If you want to see the raw data, it can only be achieved through the "raw_data": True option. It will appear as a scatter plot.

(Some backstory: This "raw_data": True" version used to be default in earlier Evidently versions until we added the aggregated visuals. Basically, the screenshot you posted initially refers to the interim version where the default visualization was "new" and aggregated, but the legend was "old" and partially referred to the version that showed the scatter plot).

Q3. Comparing two time series.

I am not sure I correctly understand the type of visualization you want to add: could you explain how you'd expect the "weight" parameter to work? Maybe you have an example of the plot?

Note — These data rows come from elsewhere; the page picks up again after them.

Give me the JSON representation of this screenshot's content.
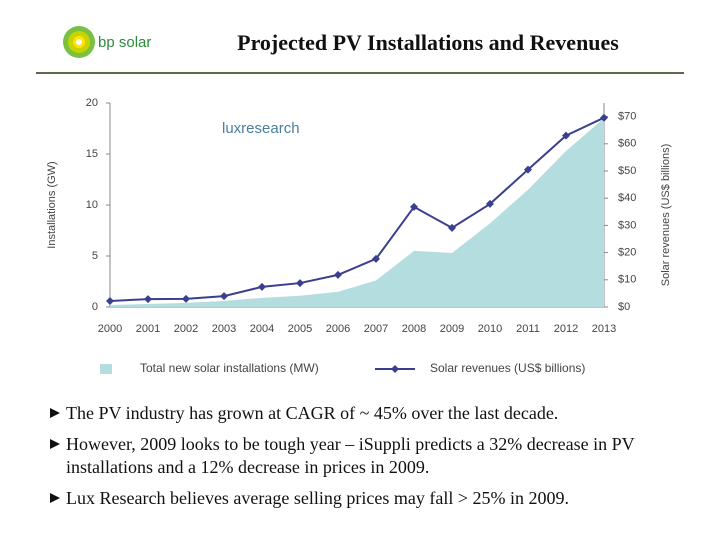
{
  "header": {
    "logo_text": "bp solar"
  },
  "chart_data": {
    "type": "line",
    "title": "Projected PV Installations and Revenues",
    "annotation": "luxresearch",
    "ylabel": "Installations (GW)",
    "y2label": "Solar revenues (US$ billions)",
    "categories": [
      "2000",
      "2001",
      "2002",
      "2003",
      "2004",
      "2005",
      "2006",
      "2007",
      "2008",
      "2009",
      "2010",
      "2011",
      "2012",
      "2013"
    ],
    "series": [
      {
        "name": "Total new solar installations (MW)",
        "kind": "area",
        "color": "#b4dde0",
        "values": [
          0.2,
          0.3,
          0.4,
          0.6,
          0.9,
          1.1,
          1.5,
          2.6,
          5.5,
          5.3,
          8.2,
          11.5,
          15.3,
          18.5
        ]
      },
      {
        "name": "Solar revenues (US$ billions)",
        "kind": "line",
        "axis": "y2",
        "color": "#3b3f8f",
        "values": [
          2.2,
          2.9,
          3.0,
          4.0,
          7.4,
          8.8,
          11.8,
          17.7,
          36.8,
          29.1,
          37.9,
          50.5,
          63.0,
          69.6
        ]
      }
    ],
    "ylim": [
      0,
      20
    ],
    "yticks": [
      0,
      5,
      10,
      15,
      20
    ],
    "y2lim": [
      0,
      75
    ],
    "y2ticks": [
      {
        "value": 0,
        "label": "$0"
      },
      {
        "value": 10,
        "label": "$10"
      },
      {
        "value": 20,
        "label": "$20"
      },
      {
        "value": 30,
        "label": "$30"
      },
      {
        "value": 40,
        "label": "$40"
      },
      {
        "value": 50,
        "label": "$50"
      },
      {
        "value": 60,
        "label": "$60"
      },
      {
        "value": 70,
        "label": "$70"
      }
    ],
    "legend": "bottom"
  },
  "bullets": [
    "The PV industry has grown at CAGR of ~ 45% over the last decade.",
    "However, 2009 looks to be tough year – iSuppli predicts a 32% decrease in PV installations and a 12% decrease in prices in 2009.",
    "Lux Research believes average selling prices may fall > 25% in 2009."
  ]
}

Here is what we have that might be related:

  1. The following visualization in the DataQualityPreset. It is also available as ColumnSummaryMetric for individual columns: https://docs.evidentlyai.com/presets/data-quality#how-it-looks. It requires the datetime index, and shows the mean value of a numerical feature over time for reference and current.

image

  1. The ColumnValuePlotmetric (the default aggregated version):

    Screenshot 2023-09-15 at 18 29 16
  2. The ColumnValuePlotmetric (with raw_data set as true):

    Screenshot 2023-09-15 at 19 28 10

In this case it is pretty hard to make anything of it due to large number of data points.